Brian hated this strange place. He was too tired at first to think about it. Woke up when his father carried him into the house. He had some strange-tasting soup and must have fallen asleep at the table. When he woke in the morning he cried out in fear at the strangeness of everything. His bedroom, bigger than the parlor at home. His familiar world was gone—even his clothes. His shorts, shirt, vest, gone while he slept. New clothes in bright colors now replaced their grays and blacks. Long trousers. He shivered when the door opened, pulled up the covers. But it was his father; he smiled, ever so slightly.
“Did you have a good sleep?” He nodded. “Good. Take yourself a shower, right in there, it works just like the one in the Dublin hotel. And get dressed. After breakfast I’ll show you around your new home.”
The shower still took some getting used to and he still wasn’t sure that he liked it. Back home in Tara the big cast-iron bathtub had been good enough.

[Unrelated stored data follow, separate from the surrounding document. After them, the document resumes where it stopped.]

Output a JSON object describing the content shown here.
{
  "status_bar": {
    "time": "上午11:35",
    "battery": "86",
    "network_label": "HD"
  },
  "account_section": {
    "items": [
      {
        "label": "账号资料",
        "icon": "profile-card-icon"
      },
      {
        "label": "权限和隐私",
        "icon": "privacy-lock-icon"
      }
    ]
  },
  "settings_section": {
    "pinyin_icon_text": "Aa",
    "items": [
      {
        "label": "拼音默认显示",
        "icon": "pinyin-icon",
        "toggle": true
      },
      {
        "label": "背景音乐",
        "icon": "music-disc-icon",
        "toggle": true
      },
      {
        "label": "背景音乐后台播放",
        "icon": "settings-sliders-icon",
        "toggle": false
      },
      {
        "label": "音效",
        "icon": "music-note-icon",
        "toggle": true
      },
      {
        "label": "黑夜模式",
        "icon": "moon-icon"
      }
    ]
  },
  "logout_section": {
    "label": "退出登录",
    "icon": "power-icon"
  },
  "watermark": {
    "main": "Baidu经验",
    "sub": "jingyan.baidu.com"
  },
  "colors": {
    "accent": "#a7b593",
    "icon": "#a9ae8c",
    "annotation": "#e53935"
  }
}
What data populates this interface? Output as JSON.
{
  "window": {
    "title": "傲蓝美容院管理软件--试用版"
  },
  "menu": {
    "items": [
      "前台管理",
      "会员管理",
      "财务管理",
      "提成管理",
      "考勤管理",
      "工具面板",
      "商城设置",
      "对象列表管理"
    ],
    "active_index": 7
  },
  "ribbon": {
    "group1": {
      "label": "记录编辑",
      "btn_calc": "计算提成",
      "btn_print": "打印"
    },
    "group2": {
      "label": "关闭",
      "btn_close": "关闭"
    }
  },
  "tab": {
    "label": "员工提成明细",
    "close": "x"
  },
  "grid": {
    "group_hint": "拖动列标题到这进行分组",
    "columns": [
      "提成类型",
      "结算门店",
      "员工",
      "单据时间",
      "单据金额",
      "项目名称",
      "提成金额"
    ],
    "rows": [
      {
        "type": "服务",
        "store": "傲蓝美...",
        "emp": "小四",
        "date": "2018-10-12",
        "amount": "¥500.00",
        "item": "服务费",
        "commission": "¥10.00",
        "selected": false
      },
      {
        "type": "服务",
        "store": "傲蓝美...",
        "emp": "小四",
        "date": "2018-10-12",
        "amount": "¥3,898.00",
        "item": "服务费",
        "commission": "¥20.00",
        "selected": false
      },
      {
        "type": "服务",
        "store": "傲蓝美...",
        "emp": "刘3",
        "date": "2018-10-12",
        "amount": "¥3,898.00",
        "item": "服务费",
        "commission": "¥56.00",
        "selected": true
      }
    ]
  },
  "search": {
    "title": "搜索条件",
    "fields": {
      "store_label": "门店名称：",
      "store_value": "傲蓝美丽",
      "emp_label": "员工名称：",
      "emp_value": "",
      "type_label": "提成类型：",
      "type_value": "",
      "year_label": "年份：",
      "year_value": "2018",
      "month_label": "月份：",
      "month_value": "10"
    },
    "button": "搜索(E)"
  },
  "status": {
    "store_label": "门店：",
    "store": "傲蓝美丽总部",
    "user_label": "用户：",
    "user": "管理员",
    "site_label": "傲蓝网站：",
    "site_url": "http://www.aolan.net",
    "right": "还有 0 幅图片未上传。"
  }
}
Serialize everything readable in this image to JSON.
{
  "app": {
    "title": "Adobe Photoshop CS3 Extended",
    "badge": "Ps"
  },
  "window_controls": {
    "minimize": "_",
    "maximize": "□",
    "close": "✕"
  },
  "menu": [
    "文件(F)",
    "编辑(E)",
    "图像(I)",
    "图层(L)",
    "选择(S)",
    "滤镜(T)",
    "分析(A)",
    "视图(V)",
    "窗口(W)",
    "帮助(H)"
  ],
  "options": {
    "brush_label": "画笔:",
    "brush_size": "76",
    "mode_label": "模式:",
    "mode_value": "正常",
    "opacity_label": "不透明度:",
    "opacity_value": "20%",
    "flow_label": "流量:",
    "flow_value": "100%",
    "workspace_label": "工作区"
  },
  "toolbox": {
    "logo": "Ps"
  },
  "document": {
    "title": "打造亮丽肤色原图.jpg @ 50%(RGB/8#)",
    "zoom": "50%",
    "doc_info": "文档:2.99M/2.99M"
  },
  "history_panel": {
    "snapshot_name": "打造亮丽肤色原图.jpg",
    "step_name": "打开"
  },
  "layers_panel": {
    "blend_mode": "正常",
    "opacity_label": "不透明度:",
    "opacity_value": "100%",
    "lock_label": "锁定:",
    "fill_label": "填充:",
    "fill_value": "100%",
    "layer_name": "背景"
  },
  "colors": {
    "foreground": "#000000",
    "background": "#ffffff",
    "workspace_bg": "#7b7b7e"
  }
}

When they walked out he felt that it was all too strange, too different to take in at once. The sun was too hot, the air too damp. The houses were all the wrong shape, the motorcars were too big-an
d drove on the wrong side of the road. His new home was a strange place. The pavement was too smooth. And water all around, no hills or trees. Just the flat, muddy-looking ocean and all the black metal things in the water on all sides. Why did it have to be like that? Why weren’t they on land? When they had arrived at the big airport they had changed to another plane, had flown across the state of Texas—that is what his father had called it—to get here, an apparently endless and empty place. Driven from the airport and parked the car.
“I don’t like it here.” He said it without thinking, softly to himself, but Paddy heard.
“It takes some getting used to.”
“Middle of the ocean!”
“Not quite.” Paddy pointed to the thin brown line on the distant horizon; it shimmered in the heat. “That’s the coast, just over there.”
“There ain’t no trees,” Brian said, looking around at this strange new environment.
“There are trees right in front of the shopping center,” his father said.
Brian dismissed them. “Not real trees, not growing in barrels like that. It’s not right. Why isn’t this place properly on the land?”
They had walked the length of the metal campus and the adjoining housing area. Stopped now to rest on a shaded bench overlooking the sea. Paddy slowly filled his pipe and lit it before he spoke.